Cuba y los días que quedan

Manuel Juan Somoza  | Maqueta Sergio Berrocal Jr

La Habana

Siempre me ocurre igual y presumo que no es exclusividad. Cuando falta poco para otro comienzo, más que abrumarme el recuento de lo malo ocurrido en 12 meses –que sobra-, siento que emerge un desafiante deseo de vivir, de brindar, de reír y suponer el imposible de que “el año que viene todo será mejor”, como solemos decir aquí. Por oficio, he seguido lo que me han dejado ver del debate en comisiones de la Asamblea Nacional, rosario de desventuras; cuando puedo, si me alcanza, voy de una tienda a otro en busca de un tinto, del turrón de jijona importado en cantidades minúsculas de España, del queso amarillo –este año ni pensar en uvas-; leo las ofertas que me envían de hoteles cinco estrellas sobre cenas navideñas y de fin de año, saco cuentas y me quedo con el deleite de los menús impresos; me comunico por todas las vías con hijos y nietos distantes a fin de desearles salud y suerte; me jode que el que queda optara por pasar el 24 fuera; y sin ser de los que tienen el hábito de las visitas , por estos días busco conectarme con los amigos que se mantienen.

Diciembre llega siempre con una magia especial, aunque en este país no tengamos adornos navideños por las calles y nos atiborren oficialmente con lo que casi todos, más que suponer, padecemos.

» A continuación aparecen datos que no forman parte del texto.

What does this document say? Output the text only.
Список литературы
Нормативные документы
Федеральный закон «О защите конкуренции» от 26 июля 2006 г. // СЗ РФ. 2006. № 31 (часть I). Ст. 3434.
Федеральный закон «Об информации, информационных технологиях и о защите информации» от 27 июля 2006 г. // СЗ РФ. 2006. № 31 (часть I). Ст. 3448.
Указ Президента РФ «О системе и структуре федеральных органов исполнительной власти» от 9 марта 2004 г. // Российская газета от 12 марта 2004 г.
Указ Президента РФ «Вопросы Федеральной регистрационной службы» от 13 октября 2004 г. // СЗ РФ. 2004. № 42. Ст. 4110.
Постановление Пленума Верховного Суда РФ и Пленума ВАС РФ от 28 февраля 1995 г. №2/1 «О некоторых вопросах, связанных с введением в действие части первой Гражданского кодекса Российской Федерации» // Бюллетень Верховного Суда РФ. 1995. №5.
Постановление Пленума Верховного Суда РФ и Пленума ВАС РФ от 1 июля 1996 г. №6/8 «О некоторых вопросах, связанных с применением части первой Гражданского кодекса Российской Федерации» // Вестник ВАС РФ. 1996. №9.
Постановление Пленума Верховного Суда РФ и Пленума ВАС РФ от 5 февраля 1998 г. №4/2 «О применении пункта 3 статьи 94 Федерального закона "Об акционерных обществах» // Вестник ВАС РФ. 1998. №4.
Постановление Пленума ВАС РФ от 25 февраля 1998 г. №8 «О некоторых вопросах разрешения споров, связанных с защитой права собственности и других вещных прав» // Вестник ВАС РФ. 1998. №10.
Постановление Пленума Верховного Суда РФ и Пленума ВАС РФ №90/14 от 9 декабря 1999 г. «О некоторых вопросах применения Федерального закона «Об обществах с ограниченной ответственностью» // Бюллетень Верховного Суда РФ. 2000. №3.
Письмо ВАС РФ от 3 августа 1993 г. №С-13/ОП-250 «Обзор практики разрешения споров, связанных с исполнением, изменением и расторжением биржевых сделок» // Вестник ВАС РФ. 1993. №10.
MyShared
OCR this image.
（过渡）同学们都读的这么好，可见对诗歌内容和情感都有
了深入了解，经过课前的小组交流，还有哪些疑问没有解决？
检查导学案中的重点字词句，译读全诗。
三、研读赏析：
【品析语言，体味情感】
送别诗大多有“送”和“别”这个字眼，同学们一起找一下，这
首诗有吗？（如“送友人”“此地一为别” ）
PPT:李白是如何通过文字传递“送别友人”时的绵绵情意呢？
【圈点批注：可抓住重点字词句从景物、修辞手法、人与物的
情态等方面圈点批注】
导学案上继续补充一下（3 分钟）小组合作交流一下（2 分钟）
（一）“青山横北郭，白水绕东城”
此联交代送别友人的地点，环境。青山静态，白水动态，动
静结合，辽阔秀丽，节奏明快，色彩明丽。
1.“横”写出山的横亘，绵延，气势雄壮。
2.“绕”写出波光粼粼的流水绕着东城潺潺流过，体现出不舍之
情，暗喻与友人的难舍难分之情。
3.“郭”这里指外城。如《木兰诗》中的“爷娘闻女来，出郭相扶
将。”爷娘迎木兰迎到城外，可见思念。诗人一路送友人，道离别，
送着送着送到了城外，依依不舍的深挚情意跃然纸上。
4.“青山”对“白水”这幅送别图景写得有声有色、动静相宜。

La economía crecerá apenas un uno por ciento – el 5% requerido siegue inalcanzable-; “el cumplimiento del plan (de la Nación) tuvo un grupo de insuficiencias que tienen que ver con la complejidad de la situación económica del país, la cual pasa por problemas estructurales y de funcionamiento acumulados, y que debemos resolver”; escasea el dinero fresco para cubrir importaciones y deudas pendientes, aunque tiende a estabilizarse la producción de pan; “todas las operaciones (financieras) que hace Cuba las siguen (desde Washington) con una lupa y les ponen presiones a los bancos”; el déficit habitacional sobrepasa las 900 mil viviendas; solo en 2018, el país tuvo una afectación de cuatro mil 321 millones de dólares a causa del bloqueo. He seguido los debates por oficio y registro que 60 años después el gobierno afirma haber cubierto con luz eléctrica a todas las familias del país; que la mortalidad infantil está a la baja, como ocurre entre los ricos; que la educación llega pública a cualquier lado; que se continúa invirtiendo en sectores de futuro; que no hay en la isla la inestabilidad callejera de Caracas, Managua o París. Y entonces me pregunto qué sería de este país –con burocracia y zocotrocos que deciden incluidos- sin la persecución por medio mundo y el desangre de cuatro mil usd al año a causa del bloqueo.

Pero nada, llegan la Navidad y el Fin de Año; después vendrán nuevas desventuras; cada quien seguirá sacando las cuentas que nunca dan y buscando equilibrar el yin y el yang, como dice desde la sapiencia asiática la maestra de Jutsu. Por ello, ahora no hay que desperdiciar la magia de diciembre, reír y soñar, dicen los que saben, es quizá la única manera de seguir, y como soy de los que piensa así, cuando el año se acaba, vuelvo a invocar al sabio Victorio Copa (VC): “¡Señores, pa´lante con los tambores!”.